For Treex file format (*.treex or *.treex.gz) there is a shortcut, which automatically adds the reader to the beginning of the scenario.

 treex -Len Write::Sentences -- data/pcedt*.treex.gz

You can use treex CLI as an format convertor.

 treex -Len Read::CoNLLX from=my.conll Write::Treex to=my.treex.gz

Finally, there is another shortcut, that allows you to modify treex files in situ.

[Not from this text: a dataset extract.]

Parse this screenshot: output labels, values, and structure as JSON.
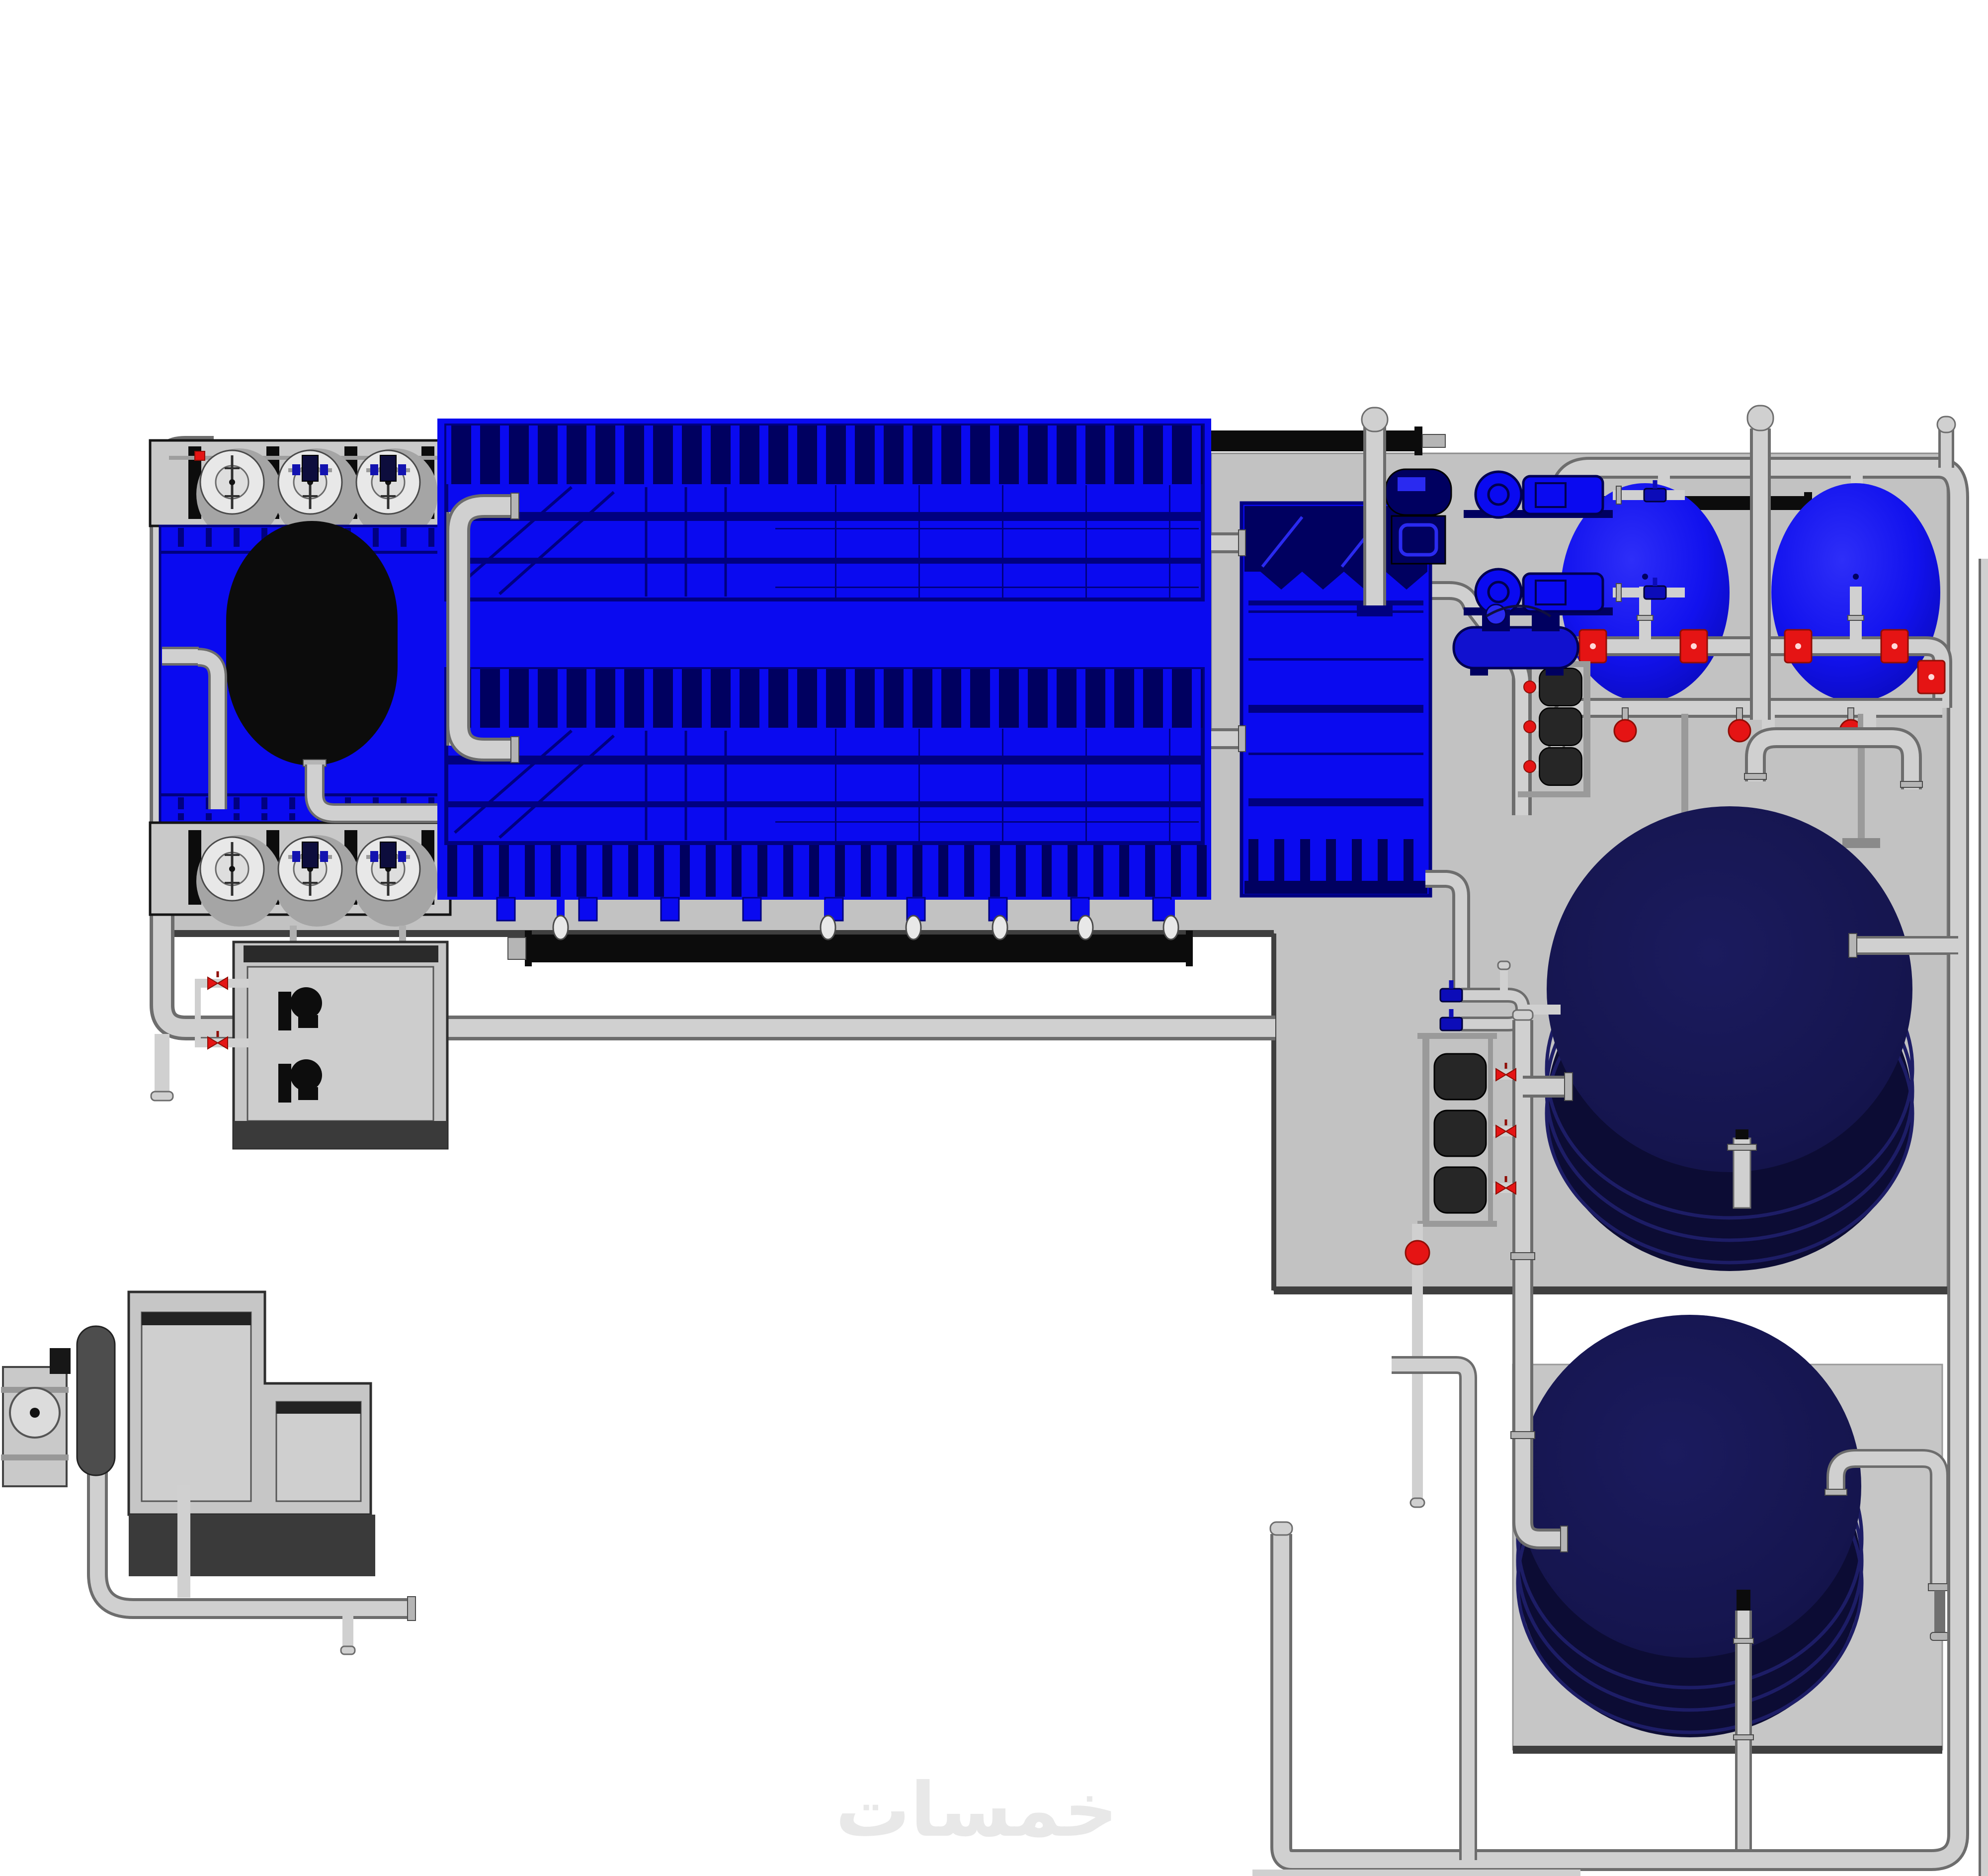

 treex -s -Len W2A::EN::Lemmatize -- my.treex.gz
 # check that lemmas were added
 treex -Len -q Write::CoNLLX -- my.treex.gz

WRITING YOUR OWN BLOCKS

Now, you can try some (Perl) programming tasks. Both templates (containing specifications) and solutions are provided in ~/treex_tutorial/Treex/Block/Tutorial/.

USEFUL TRICKS

Sometimes you need a block with just a few lines of code for ad hoc hacking. You don't need to create a separate file for the block, you can write the code directly to the scenario (on the command line):

 treex Util::Eval document='print $document->full_filename' -- *.treex
 treex Util::Eval anode='print $anode->lemma."\n"' -- *.treex
 treex Util::Eval zone='$zone->remove_tree("t") if $zone->has_tree("t");' -- *.treex

The three example above are substitutes for blocks overriding methods process_document, process_anode and process_zone, respectively.

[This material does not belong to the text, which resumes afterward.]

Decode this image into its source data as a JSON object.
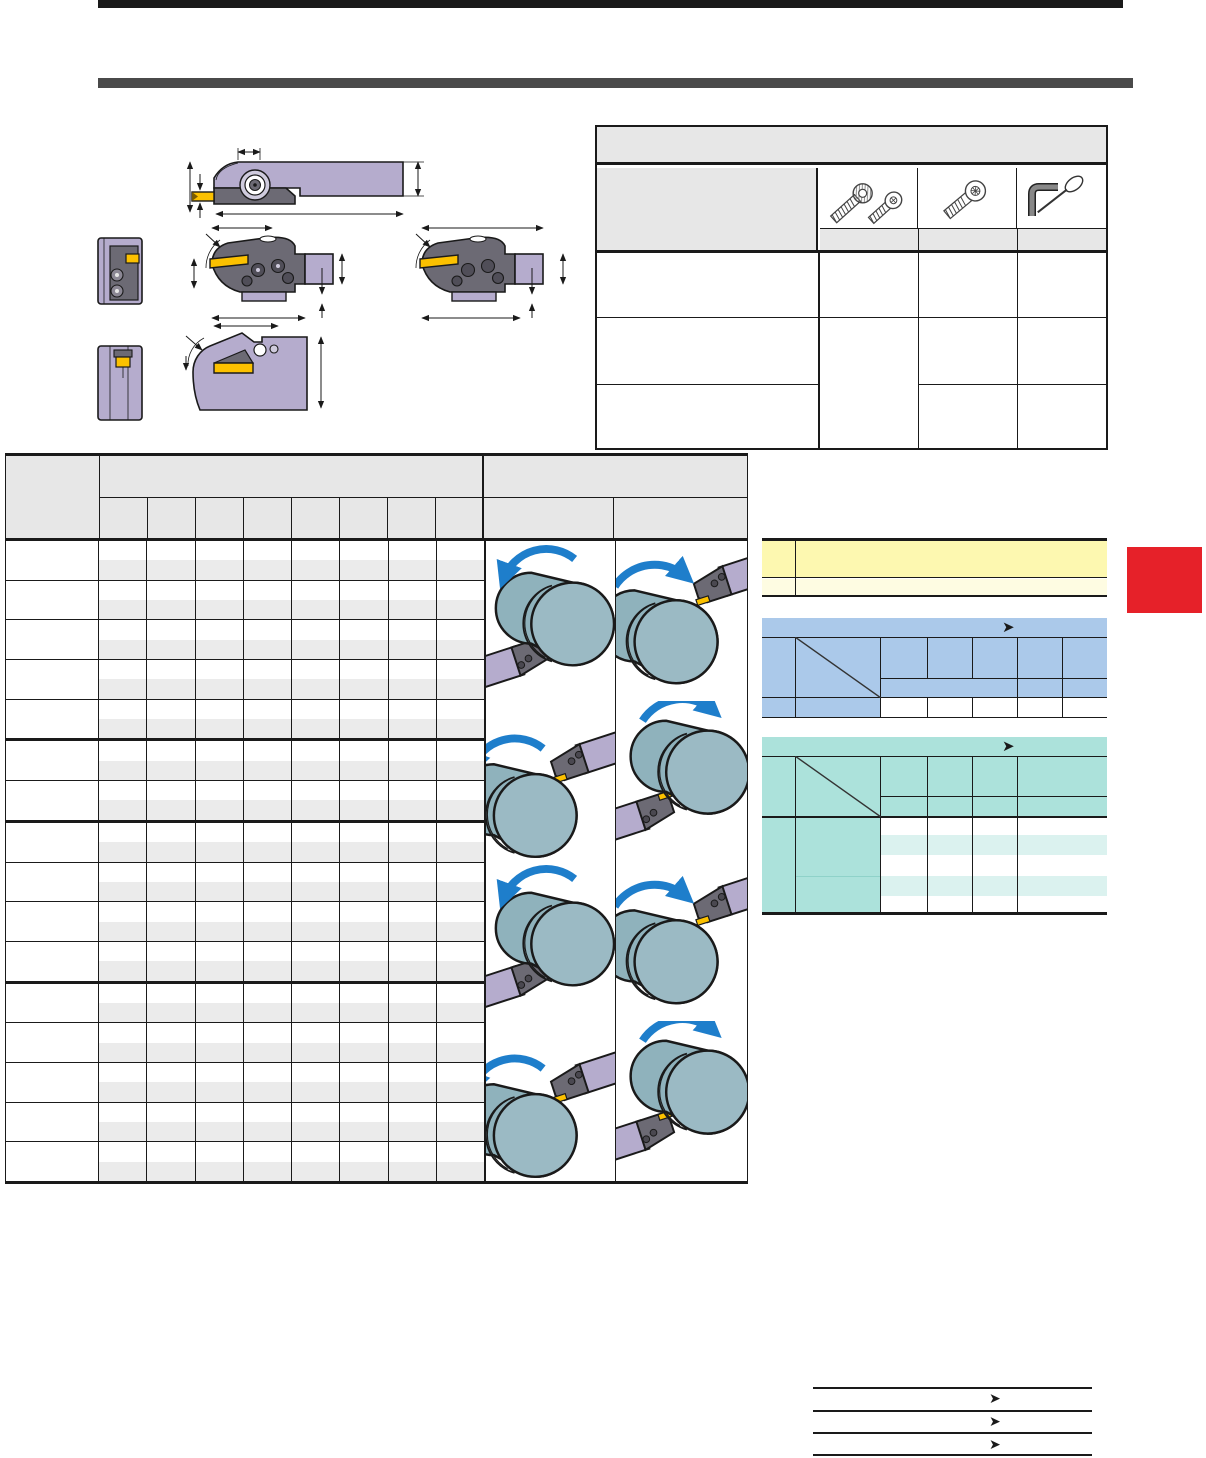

You may need to store some ad hoc information within nodes (for which there is no official attribute designed). You can use so-called wild attributes for this purpose. They will be automatically serialized (into attribute wild_dump) before saving to a treex file.

 $node->wild->{name_of_my_new_attribute} = $value;
 $value = $node->wild->{name_of_my_new_attribute};

Task 5: Clause Patterns

Each sentence can be divided into (finite) clauses. For example: The man who wrote this tutorial was lazy and had not enough time, so he could finish it. This sentence has four clauses. The second clause is embedded into the first one. We can assign a clause_number to each token (tokens separating clauses get 0): 11222211033330444440. Based on the dependency tree, we can assign a clause_depth to each token with non-zero clause_number: 11222211 1111 22222. Using the clause_depths, we can define a clause pattern of a sentence: 12112. (The colors are added here only for better readability.) See PDT 2.5 documentation for details.

Download PDT 3.0 and extract clause patterns for the first ten files. Alternatively, you can use data/czeng[123].treex.gz and write your own heuristic block for assigning clause_numbers. Present a table (or a gnuplot picture) with a histogram (number of occurrences) of the clause patterns.